Há nisso uma espécie de dupla raça humana, e os estagiários da primeira fase, os seres mais grosseiros e materiais, não aspiram senão a morrer, para ressuscitar na mais esplêndida das metamorfoses.
 Cada ano desse mundo representa cerca de dois séculos terrestres. Vivem-se ali dois terços de ano em estado inferior, um terço (o inverno) em estado de crisálida e, na primavera seguinte, sentem, os suspensos, gradualmente a vida voltar à carne transformada; agitam-se, despertam, deixam a carcaça na árvore e, desprendendo-se, maravilhosos entes alados voam nas regiões aéreas, para viver aí um novo ano fenixiano, isto é, duzentos dos de nosso rápido planeta.
Atravessamos, assim, grande número de sistemas e parecia-me que a eternidade inteira não teria sido bastante longa para permitir-me gozar de todas essas criações desconhecidas na Terra; mas meu guia me deixava apenas o tempo para respirar, e novos sóis e mundos continuavam aparecendo.
 Em nosso trajeto tínhamos quase abalroado uns cometas transparentes que erravam, quais sopros, de um a outro sistema, cujas Humanidades teriam sido novos assuntos de estudo.

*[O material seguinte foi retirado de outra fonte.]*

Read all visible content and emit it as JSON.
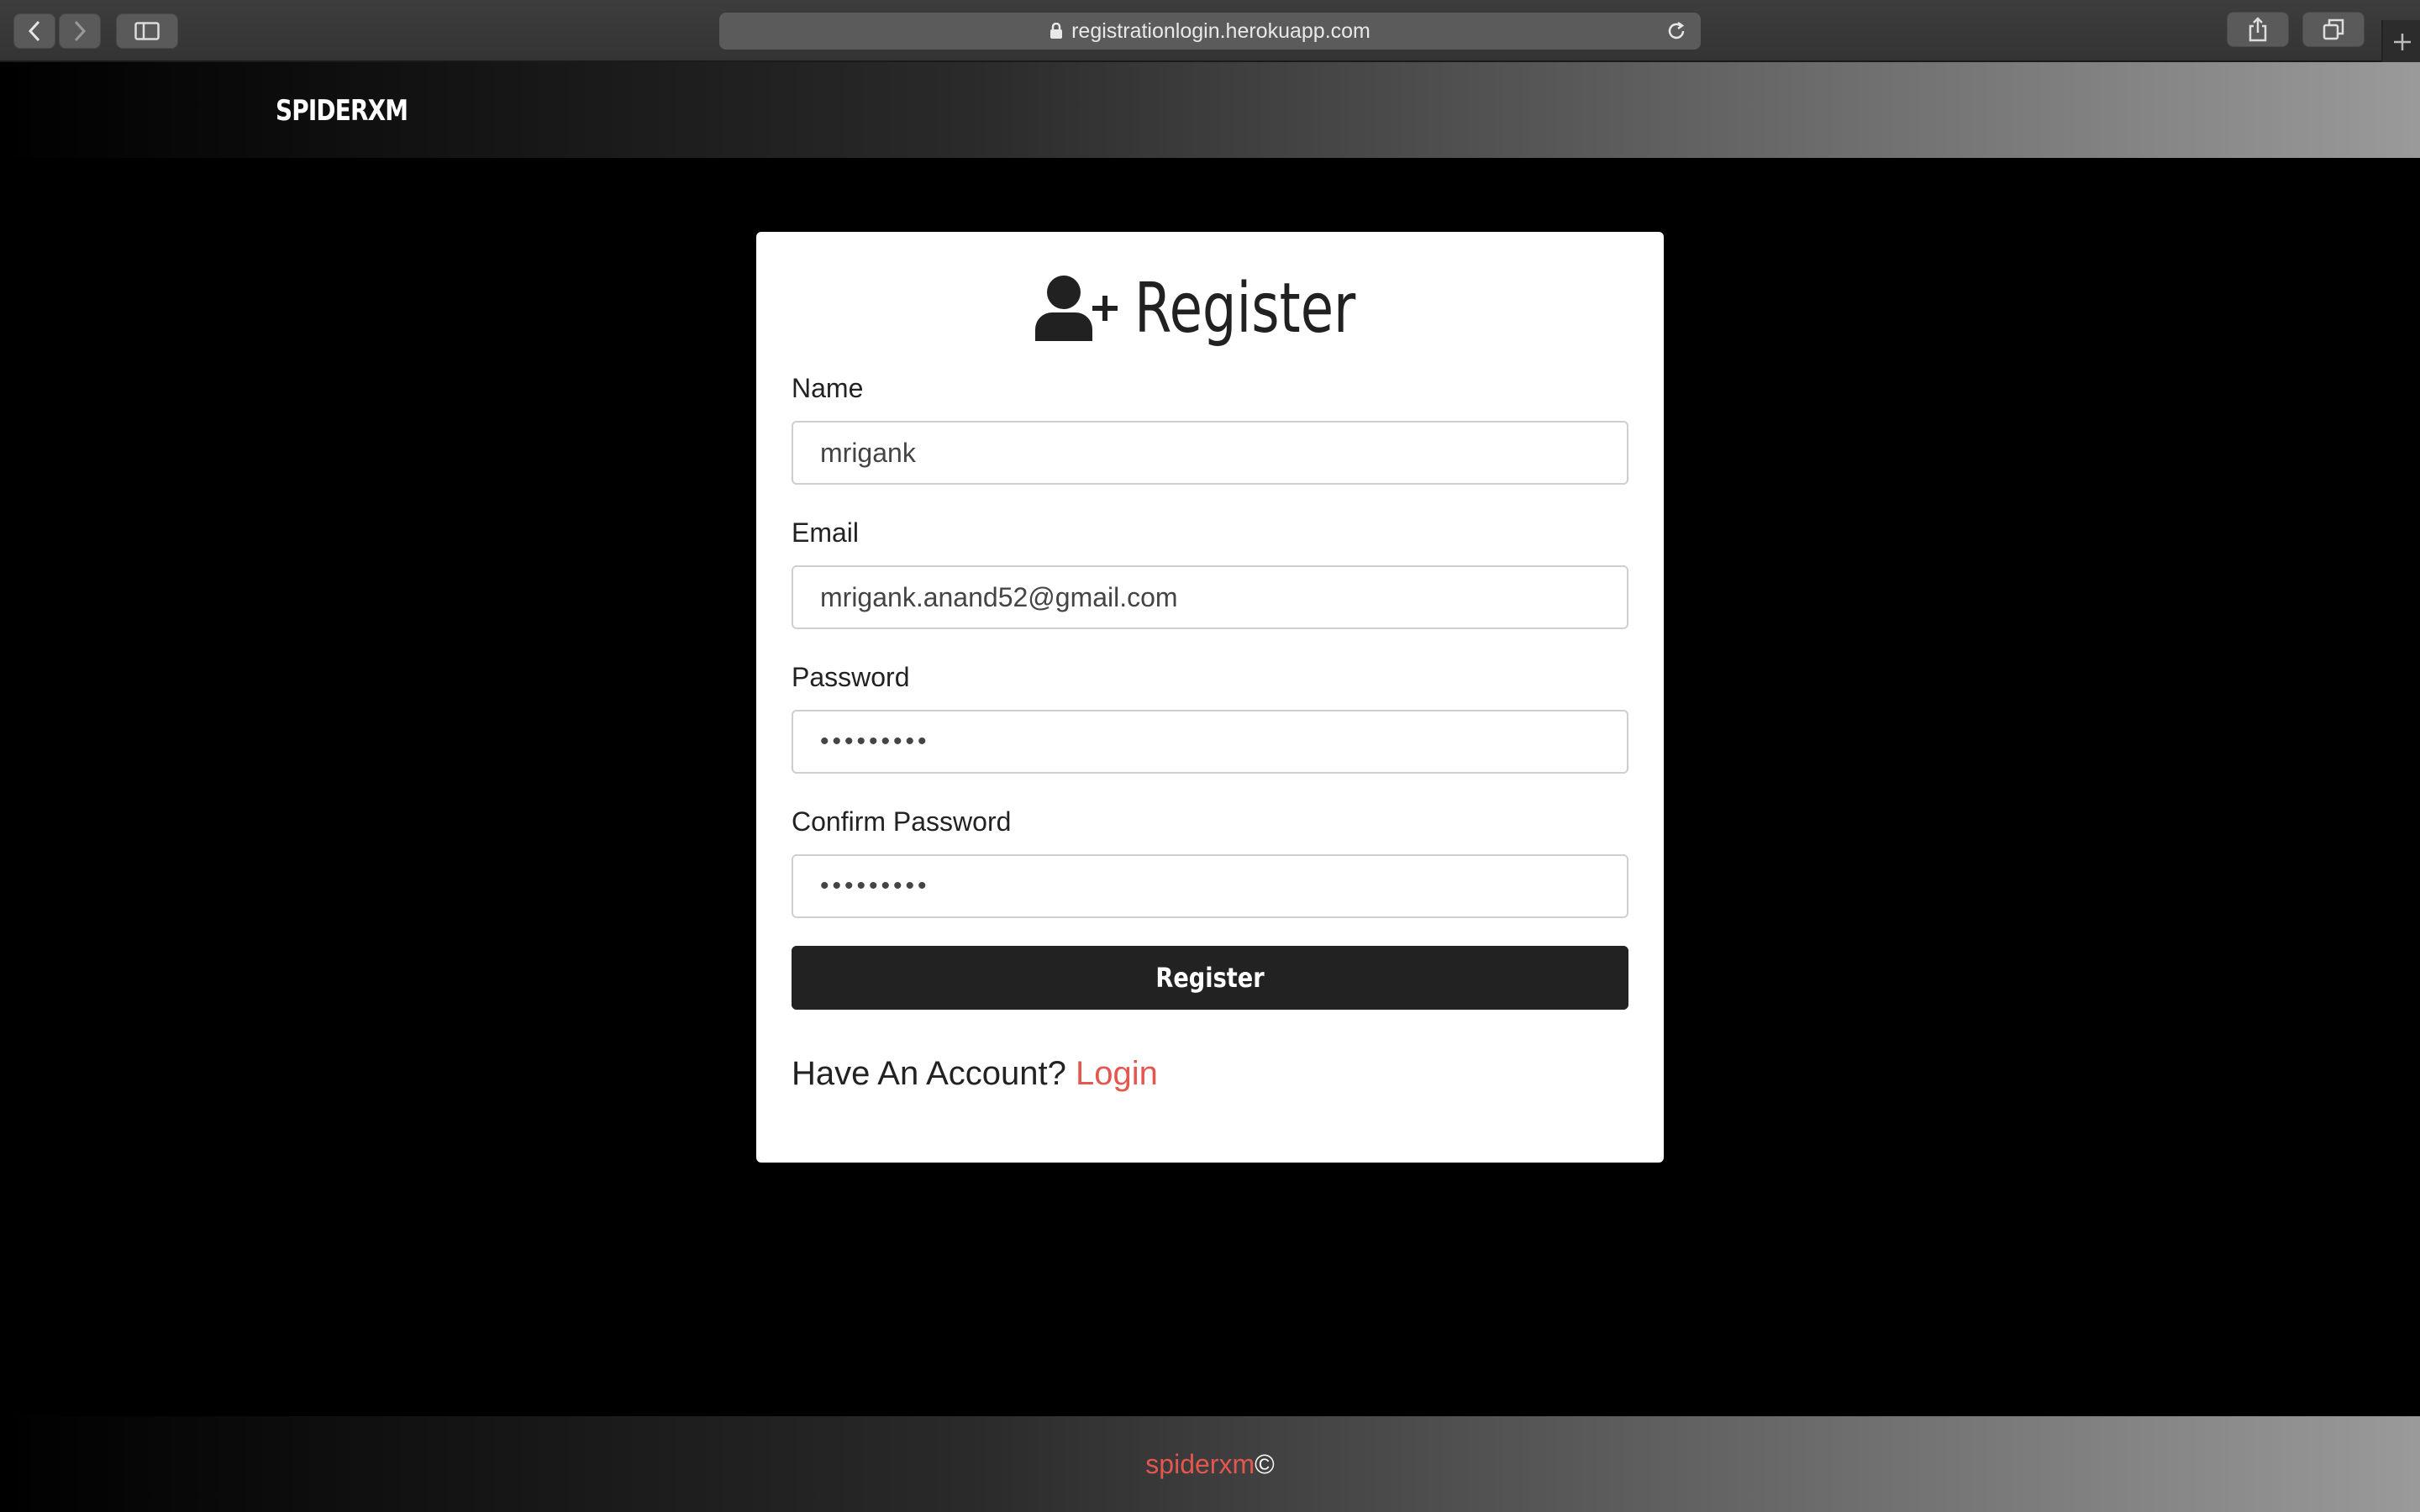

 Os cinco pobres sentidos incompletos, que constituem a nossa bagagem orgânica, são verdadeiramente insignificantes à riqueza de percepções dos seres munidos de quinze, dezoito e mesmo vinte e seis sentidos diferentes, conforme constatamos em muitas terras do céu. No entanto, a musa celeste continuava a levar-me sem parar, sempre cada vez mais alto, cada vez mais longe, até que, enfim, chegamos ao que me pareceu o subúrbio do Universo.
Os sóis tornavam-se mais raros, menos luminosos, mais pálidos; a noite se fez mais completa entre os astros e em breve nos achamos no meio de verdadeiro deserto; os milhares de estrelas que constituem o Universo visível da Terra estavam afastados e reduzidos a uma pequena via-láctea, isolada no vácuo infinito.
– Eis-nos finalmente, exclamei, nos limites da Criação!
– Olha! respondeu-me ela, mostrando-me o zênite.